Dani Ceballos'un yerine Mohamed Elneny'nin neden getirilmediği sorgulandı: Ceballos, Avrupa Ligi'nde bazı dikkat çekici hatalar yaptı ve bu da onu bir bakıma haklı çıkardı. Granit Xhaka, Burnley maçında gördüğü kırmızı kartın ardından ilk 11'e geri döndüğünde büyük tepki çekmişti; ancak o zamandan bu yana performansı neredeyse kusursuzdu.
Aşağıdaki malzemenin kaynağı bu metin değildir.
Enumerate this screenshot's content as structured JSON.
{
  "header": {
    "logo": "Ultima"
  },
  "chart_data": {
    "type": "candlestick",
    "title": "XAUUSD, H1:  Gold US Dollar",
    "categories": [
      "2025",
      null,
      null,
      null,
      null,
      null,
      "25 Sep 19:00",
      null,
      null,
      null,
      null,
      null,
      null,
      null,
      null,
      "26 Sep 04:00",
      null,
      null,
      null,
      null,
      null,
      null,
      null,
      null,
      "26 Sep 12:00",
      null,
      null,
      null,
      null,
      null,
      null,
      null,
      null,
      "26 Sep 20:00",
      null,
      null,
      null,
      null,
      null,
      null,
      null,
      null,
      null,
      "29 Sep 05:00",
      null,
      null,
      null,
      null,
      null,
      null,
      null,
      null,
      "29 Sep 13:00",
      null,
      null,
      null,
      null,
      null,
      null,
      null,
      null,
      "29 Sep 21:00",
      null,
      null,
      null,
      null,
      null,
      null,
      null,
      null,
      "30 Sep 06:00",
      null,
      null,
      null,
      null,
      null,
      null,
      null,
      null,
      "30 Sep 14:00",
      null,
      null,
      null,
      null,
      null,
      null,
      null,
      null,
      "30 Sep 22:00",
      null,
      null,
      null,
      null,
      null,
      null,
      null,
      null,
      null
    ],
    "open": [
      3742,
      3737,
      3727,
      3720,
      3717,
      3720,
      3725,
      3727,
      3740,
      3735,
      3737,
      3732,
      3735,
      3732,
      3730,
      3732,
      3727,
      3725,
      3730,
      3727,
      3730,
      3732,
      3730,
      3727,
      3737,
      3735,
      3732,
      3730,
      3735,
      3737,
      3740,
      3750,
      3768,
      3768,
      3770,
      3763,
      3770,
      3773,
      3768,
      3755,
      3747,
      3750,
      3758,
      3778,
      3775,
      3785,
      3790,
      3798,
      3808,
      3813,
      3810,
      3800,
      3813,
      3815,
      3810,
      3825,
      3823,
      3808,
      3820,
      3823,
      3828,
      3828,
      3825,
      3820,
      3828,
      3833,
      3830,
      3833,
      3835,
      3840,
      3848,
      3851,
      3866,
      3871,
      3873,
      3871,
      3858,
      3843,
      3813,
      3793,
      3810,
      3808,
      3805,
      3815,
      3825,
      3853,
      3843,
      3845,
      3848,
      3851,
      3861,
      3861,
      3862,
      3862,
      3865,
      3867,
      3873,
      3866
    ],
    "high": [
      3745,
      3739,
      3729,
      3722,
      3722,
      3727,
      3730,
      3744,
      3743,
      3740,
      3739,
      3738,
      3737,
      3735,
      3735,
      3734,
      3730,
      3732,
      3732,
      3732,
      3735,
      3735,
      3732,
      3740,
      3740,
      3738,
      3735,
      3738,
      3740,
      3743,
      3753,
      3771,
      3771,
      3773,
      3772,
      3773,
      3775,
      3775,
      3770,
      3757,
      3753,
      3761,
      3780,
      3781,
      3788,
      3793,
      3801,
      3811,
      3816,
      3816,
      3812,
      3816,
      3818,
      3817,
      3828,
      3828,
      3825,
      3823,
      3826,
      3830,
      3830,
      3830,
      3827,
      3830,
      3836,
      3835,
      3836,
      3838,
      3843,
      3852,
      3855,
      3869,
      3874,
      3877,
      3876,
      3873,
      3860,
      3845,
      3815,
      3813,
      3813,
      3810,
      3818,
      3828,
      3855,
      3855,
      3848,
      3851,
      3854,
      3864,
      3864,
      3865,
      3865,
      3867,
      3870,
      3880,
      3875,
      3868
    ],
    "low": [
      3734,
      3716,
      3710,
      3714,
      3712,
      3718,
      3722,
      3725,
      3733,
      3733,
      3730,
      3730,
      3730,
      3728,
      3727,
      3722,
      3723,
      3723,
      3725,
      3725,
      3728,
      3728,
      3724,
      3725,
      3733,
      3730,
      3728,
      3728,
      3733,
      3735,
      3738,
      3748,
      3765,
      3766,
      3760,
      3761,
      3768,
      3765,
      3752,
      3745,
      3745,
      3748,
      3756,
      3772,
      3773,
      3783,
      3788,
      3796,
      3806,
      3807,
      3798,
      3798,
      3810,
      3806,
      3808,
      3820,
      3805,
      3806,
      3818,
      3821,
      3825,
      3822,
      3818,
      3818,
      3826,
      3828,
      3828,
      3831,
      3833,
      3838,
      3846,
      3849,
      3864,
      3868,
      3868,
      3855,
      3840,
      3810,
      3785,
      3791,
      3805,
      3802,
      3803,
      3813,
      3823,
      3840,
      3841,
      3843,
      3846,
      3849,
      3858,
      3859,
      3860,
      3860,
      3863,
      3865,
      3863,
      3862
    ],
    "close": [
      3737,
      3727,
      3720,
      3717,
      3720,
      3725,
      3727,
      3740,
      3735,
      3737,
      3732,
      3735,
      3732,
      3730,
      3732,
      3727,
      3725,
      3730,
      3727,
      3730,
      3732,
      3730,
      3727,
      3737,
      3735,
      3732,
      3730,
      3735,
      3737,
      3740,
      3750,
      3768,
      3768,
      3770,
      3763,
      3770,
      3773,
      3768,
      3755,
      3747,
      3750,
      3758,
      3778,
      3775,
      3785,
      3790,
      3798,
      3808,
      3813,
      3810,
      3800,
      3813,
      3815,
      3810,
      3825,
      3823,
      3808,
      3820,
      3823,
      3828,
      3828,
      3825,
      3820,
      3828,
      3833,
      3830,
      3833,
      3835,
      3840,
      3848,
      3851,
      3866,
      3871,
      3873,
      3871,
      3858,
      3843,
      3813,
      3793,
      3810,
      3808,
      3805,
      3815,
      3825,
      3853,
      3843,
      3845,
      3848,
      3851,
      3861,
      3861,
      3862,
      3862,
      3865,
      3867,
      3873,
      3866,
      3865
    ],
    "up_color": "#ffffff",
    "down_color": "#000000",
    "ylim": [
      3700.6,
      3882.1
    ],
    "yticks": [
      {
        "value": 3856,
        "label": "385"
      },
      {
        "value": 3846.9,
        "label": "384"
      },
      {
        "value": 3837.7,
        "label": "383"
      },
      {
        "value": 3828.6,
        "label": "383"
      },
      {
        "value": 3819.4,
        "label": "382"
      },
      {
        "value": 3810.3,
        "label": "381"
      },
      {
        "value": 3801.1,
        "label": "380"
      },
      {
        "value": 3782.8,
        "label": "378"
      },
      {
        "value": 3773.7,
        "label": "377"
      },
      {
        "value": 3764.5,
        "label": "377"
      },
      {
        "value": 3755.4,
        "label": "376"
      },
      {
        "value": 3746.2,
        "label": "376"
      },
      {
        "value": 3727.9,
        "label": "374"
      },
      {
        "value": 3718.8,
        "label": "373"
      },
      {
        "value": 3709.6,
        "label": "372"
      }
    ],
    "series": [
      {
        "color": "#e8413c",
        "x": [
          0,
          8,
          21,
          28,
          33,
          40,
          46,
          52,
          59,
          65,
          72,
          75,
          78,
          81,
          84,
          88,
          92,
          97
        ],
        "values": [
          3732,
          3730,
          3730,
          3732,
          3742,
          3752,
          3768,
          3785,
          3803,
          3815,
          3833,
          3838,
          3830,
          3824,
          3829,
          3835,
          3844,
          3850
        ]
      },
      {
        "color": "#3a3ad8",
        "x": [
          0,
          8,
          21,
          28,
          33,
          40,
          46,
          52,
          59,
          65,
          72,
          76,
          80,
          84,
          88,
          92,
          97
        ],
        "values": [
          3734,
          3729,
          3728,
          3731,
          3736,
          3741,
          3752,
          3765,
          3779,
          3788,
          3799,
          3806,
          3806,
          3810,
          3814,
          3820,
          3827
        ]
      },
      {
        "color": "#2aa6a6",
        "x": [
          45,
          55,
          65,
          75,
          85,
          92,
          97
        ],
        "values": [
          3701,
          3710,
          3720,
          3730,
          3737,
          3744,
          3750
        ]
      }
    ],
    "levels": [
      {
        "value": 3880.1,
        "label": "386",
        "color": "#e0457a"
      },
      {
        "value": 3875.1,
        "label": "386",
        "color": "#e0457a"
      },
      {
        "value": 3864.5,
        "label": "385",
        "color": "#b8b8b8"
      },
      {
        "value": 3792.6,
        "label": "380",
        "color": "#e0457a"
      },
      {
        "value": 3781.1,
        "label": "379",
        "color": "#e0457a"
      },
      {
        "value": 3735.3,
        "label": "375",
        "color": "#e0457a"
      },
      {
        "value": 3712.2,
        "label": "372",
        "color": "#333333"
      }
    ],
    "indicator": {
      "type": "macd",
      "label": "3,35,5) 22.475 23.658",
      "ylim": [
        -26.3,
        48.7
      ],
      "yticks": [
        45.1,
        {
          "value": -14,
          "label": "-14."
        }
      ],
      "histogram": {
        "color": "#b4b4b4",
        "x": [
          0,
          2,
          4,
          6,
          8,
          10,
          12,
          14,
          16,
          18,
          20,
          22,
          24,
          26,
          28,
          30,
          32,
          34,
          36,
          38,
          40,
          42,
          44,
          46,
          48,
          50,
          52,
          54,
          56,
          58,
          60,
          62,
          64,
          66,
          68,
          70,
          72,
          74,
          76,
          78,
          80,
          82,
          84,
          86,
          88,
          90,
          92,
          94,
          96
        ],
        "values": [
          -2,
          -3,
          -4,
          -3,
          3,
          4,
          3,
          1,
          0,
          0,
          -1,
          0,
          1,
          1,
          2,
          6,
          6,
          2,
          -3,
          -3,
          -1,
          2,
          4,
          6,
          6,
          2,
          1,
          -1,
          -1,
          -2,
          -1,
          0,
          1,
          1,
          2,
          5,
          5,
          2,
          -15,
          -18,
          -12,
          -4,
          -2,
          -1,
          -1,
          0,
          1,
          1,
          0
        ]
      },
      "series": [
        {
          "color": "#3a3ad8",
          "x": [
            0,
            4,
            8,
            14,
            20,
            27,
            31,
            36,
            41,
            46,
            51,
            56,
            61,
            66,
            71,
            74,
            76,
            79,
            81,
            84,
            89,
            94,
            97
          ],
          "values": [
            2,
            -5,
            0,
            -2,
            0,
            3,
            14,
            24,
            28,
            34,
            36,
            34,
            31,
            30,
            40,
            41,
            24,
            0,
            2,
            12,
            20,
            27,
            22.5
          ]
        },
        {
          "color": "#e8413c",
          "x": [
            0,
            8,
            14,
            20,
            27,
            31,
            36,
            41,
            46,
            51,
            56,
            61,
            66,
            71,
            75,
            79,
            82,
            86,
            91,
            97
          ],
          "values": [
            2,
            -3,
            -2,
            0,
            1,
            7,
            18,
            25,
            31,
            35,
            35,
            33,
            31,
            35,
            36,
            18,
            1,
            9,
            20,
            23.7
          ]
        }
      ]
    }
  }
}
Arsenal taraftarlarının, her gün bu oyuncularla çalışan bir adama gerçekten bu kadar az güvenmesi mi gerekiyor? Arteta'nın görev süresi boyunca endişe verici alanlar elbette oldu, ancak aynı zamanda daha fazla güveni hak ettiği birçok örnek de yaşandı.
İki sezon orta sıralarda yer almak bireysel başarısızlıkları tam olarak yansıtmıyor; Arteta'nın dört aylık görev süresini karakterize eden pandemi kaynaklı cehennemi ya da tüm yönetim kurulunda çok ihtiyaç duyulan bağlılığın eksikliğini de yansıtmıyor. Arsenal'in geçen yıl FA Kupası'nı kazandığını, bu yıl Şampiyonlar Ligi yarı finaline çıktığını ve son bir yıldır uzun zamandır ilk kez büyük takımları yendiğini de söylemeden geçemiyoruz.
Sıralamalar yalan söylemez; ancak herhangi bir bağlam da sunmaz. Belki de bu yüzden Guardiola, konuşanların tavsiyelerine hiç kulak asmadı ve bunun yerine daha az parası olan daha küçük bir kulüpte kendini sınamayı tercih etti. Küçük diye tabir edilen takımların arkasında kaldığınızda, kulüp doğru yolda olsa bile taraftarların pek sabrı kalmıyor.
Mikel Arteta, yol boyunca birçok kez tutarlı kararlar aldı ve şimdi bu kanıtlandı. Dün gece Slavia Prag'a karşı alınan 4-0'lık galibiyetten dolayı pek fazla övgü almamış olabilir, ancak bir dahaki sefere büyük bir karar verdiğinde muhtemelen biraz takdir görecektir.